La société de cybersécurité Irregular a publié ses résultats la semaine dernière, et ils sont mauvais pour les chatbots. Sur les trois modèles testés, aucun n’a été capable de produire des mots de passe comme votre gestionnaire habituel véritablement aléatoires. Claude s’en sort le plus mal : 50 requêtes identiques ont produit seulement 23 mots de passe différents, avec une même chaîne de caractères répétée dix fois. ChatGPT et Gemini ne font guère mieux, leurs mots de passe affichent des patterns reconnaissables d’une génération à l’autre. Or un mot de passe prévisible, c’est un mot de passe potentiellement déjà dans la liste d’un attaquant.

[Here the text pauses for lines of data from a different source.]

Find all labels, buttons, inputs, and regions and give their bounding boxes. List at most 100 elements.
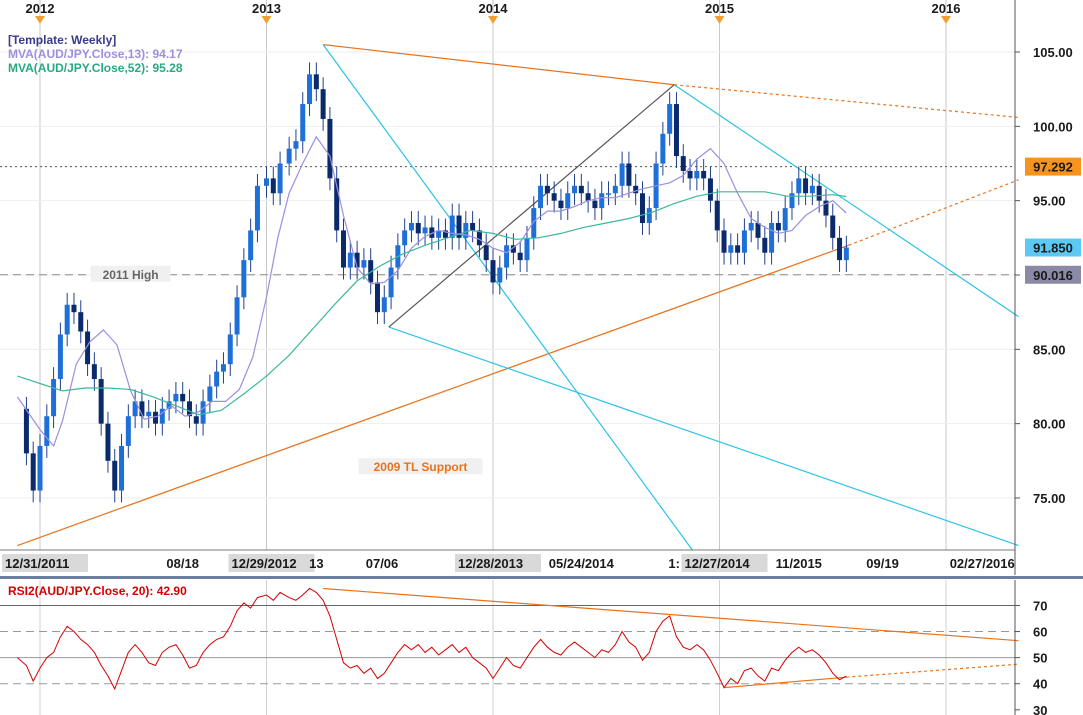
candle-body [626,163,632,186]
rsi-axis-ticks: 70 60 50 40 30 [1015,598,1047,715]
candle-body [680,156,686,171]
rsi-tick-label: 30 [1033,703,1047,715]
year-marker-label: 2015 [705,1,734,16]
date-tick-label: 09/19 [866,556,899,571]
candle-body [388,267,394,298]
candle-body [843,247,849,261]
price-tick-label: 75.00 [1033,491,1066,506]
candle-body [30,453,36,491]
candle-body [646,208,652,223]
candle-body [701,170,707,179]
rsi-horizontal-levels [0,604,1015,685]
price-tags: 97.292 91.850 90.016 [1025,157,1081,284]
candle-body [606,193,612,195]
candle-body [599,193,605,209]
date-tick-label: 08/18 [166,556,199,571]
candle-body [544,185,550,194]
candle-body [214,371,220,387]
candle-body [531,208,537,238]
price-tick-label: 80.00 [1033,417,1066,432]
svg-text:MVA(AUD/JPY.Close,52): 95.28: MVA(AUD/JPY.Close,52): 95.28 [8,61,183,75]
candle-body [707,178,713,201]
candle-body [741,230,747,253]
candle-body [347,252,353,268]
candle-body [200,401,206,424]
candle-body [673,104,679,157]
legend-rsi: RSI2(AUD/JPY.Close, 20): 42.90 [8,584,187,598]
price-tick-label: 85.00 [1033,342,1066,357]
year-marker-label: 2014 [479,1,509,16]
candle-body [254,185,260,231]
date-tick-label: 12/27/2014 [685,556,751,571]
candle-body [694,170,700,179]
date-tick-label: 02/27/2016 [950,556,1015,571]
candle-body [490,260,496,283]
rsi-tick-label: 70 [1033,598,1047,613]
candle-body [361,260,367,268]
legend-ma13-name: MVA(AUD/JPY.Close,13) [8,47,145,61]
candle-body [220,364,226,372]
chart-canvas: 2011 High 2009 TL Support 105.00 100.00 95.… [0,0,1083,715]
candle-body [146,411,152,417]
candle-body [125,416,131,446]
candle-body [180,393,186,402]
candle-body [551,193,557,201]
candle-body [408,222,414,231]
candle-body [748,222,754,231]
legend-ma52-name: MVA(AUD/JPY.Close,52) [8,61,145,75]
rsi-line [17,587,847,691]
year-marker-label: 2016 [932,1,961,16]
candle-body [592,200,598,209]
level-label-2011-high: 2011 High [103,268,159,282]
date-tick-label: 12/31/2011 [5,556,69,571]
legend-rsi-value: 42.90 [157,584,187,598]
legend-ma13-value: 94.17 [153,47,183,61]
candle-body [64,304,70,335]
candle-body [112,460,118,491]
candle-body [721,230,727,253]
candle-body [714,200,720,231]
rsi-trendlines [323,587,1019,689]
candle-body [105,423,111,461]
candle-body [578,185,584,194]
candle-body [476,230,482,246]
rsi-rsi-support [723,676,847,689]
candle-body [381,297,387,313]
candle-body [241,260,247,298]
candle-body [227,334,233,365]
legend-ma52: MVA(AUD/JPY.Close,52): 95.28 [8,61,183,75]
candle-body [37,445,43,491]
candle-body [538,185,544,209]
candle-body [307,74,313,105]
candle-body [572,185,578,194]
candle-body [415,222,421,234]
candle-body [327,118,333,179]
price-tag-label: 97.292 [1033,160,1073,175]
rsi-rsi-resistance [323,587,1019,642]
rsi-trendline-extension [846,663,1019,678]
svg-text:MVA(AUD/JPY.Close,13): 94.17: MVA(AUD/JPY.Close,13): 94.17 [8,47,183,61]
candle-body [837,237,843,261]
candle-body [612,185,618,194]
rsi-panel [0,580,1019,715]
candle-body [119,445,125,491]
candle-body [91,364,97,380]
candle-body [667,104,673,134]
template-label: [Template: Weekly] [8,33,116,47]
candle-body [470,222,476,231]
date-tick-label: 1: [668,556,680,571]
date-tick-label: 07/06 [366,556,399,571]
price-tag-label: 90.016 [1033,268,1073,283]
candle-body [483,245,489,261]
candle-body [51,379,57,417]
candle-body [341,230,347,268]
price-panel: 2011 High 2009 TL Support [0,0,1019,551]
svg-text:RSI2(AUD/JPY.Close, 20): 42.90: RSI2(AUD/JPY.Close, 20): 42.90 [8,584,187,598]
candle-body [286,148,292,164]
candle-body [374,282,380,313]
candle-body [524,237,530,261]
date-axis-ticks: 12/31/2011 08/18 12/29/2012 13 07/06 12/28/20… [2,554,1015,572]
candle-body [313,74,319,90]
candle-body [782,208,788,231]
candle-body [402,230,408,246]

Les chercheurs de la société Irregular ont évalué l’entropie des mots de passe produits par les principaux chatbots, autrement dit leur degré d’imprévisibilité réelle. Pour être considéré comme solide, un mot de passe doit atteindre environ 98 bits selon les statistiques de caractères, et 120 bits selon les estimations de probabilité logarithmique. Les mots de passe issus des chatbots testés affichaient respectivement 27 et 20 bits. La note affichée est bonne, mais l’entropie est catastrophique.
Un gestionnaire de mots de passe classique ne « génère » rien au sens créatif du terme. Il interroge le système d’exploitation pour obtenir des bits aléatoires cryptographiques, puis les convertit directement en caractères. Oui, le raisonnement a sa limite, et elle s’appelle chatbot.